🤖 AI Summary
This work addresses the inefficiency of prevailing test-time compute methods, which typically employ a planning-first strategy that incurs redundant overhead on problems solvable without explicit planning. To overcome this limitation, we propose Planning-after-Truth (PaT), a novel verification-driven adaptive scheduling mechanism that invokes a heavyweight planning model only when outputs from a lightweight generative model fail verification. By integrating heterogeneous language model collaboration with test-time compute scaling, PaT substantially advances the cost-performance Pareto frontier across multiple benchmarks, achieving performance comparable to large homogeneous models at approximately 69% lower inference cost.
📝 Abstract
Beyond training-time optimization, scaling test-time computation has emerged as a key paradigm to extend the reasoning capabilities of Large Language Models (LLMs).
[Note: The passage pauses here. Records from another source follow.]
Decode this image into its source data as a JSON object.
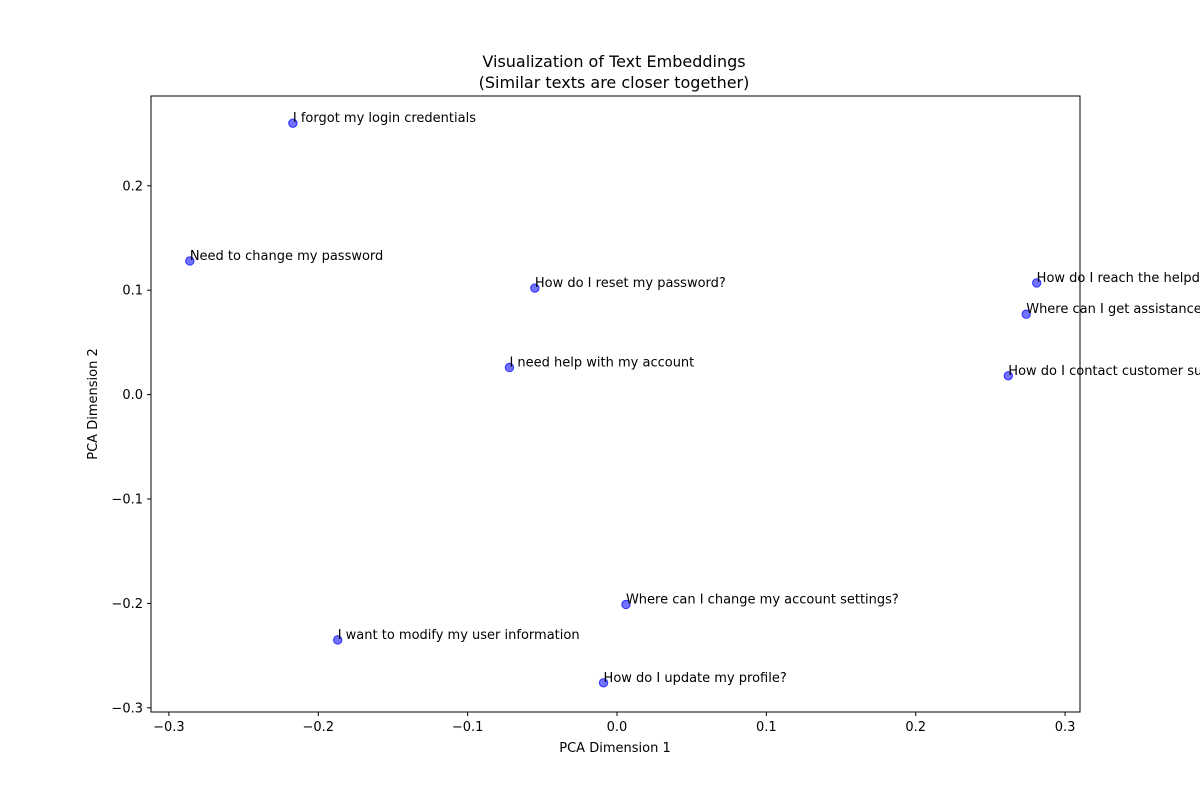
{
  "chart_data": {
    "type": "scatter",
    "title_lines": [
      "Visualization of Text Embeddings",
      "(Similar texts are closer together)"
    ],
    "xlabel": "PCA Dimension 1",
    "ylabel": "PCA Dimension 2",
    "xlim": [
      -0.312,
      0.31
    ],
    "ylim": [
      -0.304,
      0.286
    ],
    "xticks": [
      -0.3,
      -0.2,
      -0.1,
      0.0,
      0.1,
      0.2,
      0.3
    ],
    "xtick_labels": [
      "−0.3",
      "−0.2",
      "−0.1",
      "0.0",
      "0.1",
      "0.2",
      "0.3"
    ],
    "yticks": [
      -0.3,
      -0.2,
      -0.1,
      0.0,
      0.1,
      0.2
    ],
    "ytick_labels": [
      "−0.3",
      "−0.2",
      "−0.1",
      "0.0",
      "0.1",
      "0.2"
    ],
    "grid": false,
    "marker_color": "#0000ff",
    "points": [
      {
        "x": -0.217,
        "y": 0.26,
        "label": "I forgot my login credentials"
      },
      {
        "x": -0.286,
        "y": 0.128,
        "label": "Need to change my password"
      },
      {
        "x": -0.055,
        "y": 0.102,
        "label": "How do I reset my password?"
      },
      {
        "x": -0.072,
        "y": 0.026,
        "label": "I need help with my account"
      },
      {
        "x": 0.281,
        "y": 0.107,
        "label": "How do I reach the helpdesk?"
      },
      {
        "x": 0.274,
        "y": 0.077,
        "label": "Where can I get assistance?"
      },
      {
        "x": 0.262,
        "y": 0.018,
        "label": "How do I contact customer support?"
      },
      {
        "x": 0.006,
        "y": -0.201,
        "label": "Where can I change my account settings?"
      },
      {
        "x": -0.187,
        "y": -0.235,
        "label": "I want to modify my user information"
      },
      {
        "x": -0.009,
        "y": -0.276,
        "label": "How do I update my profile?"
      }
    ]
  }
}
However, most existing methods adopt a rigid Planning-before-Trial (PbT) policy, which inefficiently allocates test-time compute by incurring planning overhead even on directly solvable problems. We propose Planning-after-Trial (PaT), an adaptive policy for code generation that invokes a planner only upon verification failure. This adaptive policy naturally enables a heterogeneous model configuration: a cost-efficient model handles generation attempts, while a powerful model is reserved for targeted planning interventions. Empirically, across multiple benchmarks and model families, our approach significantly advances the cost-performance Pareto frontier. Notably, our heterogeneous configuration achieves performance comparable to a large homogeneous model while reducing inference cost by approximately 69\%.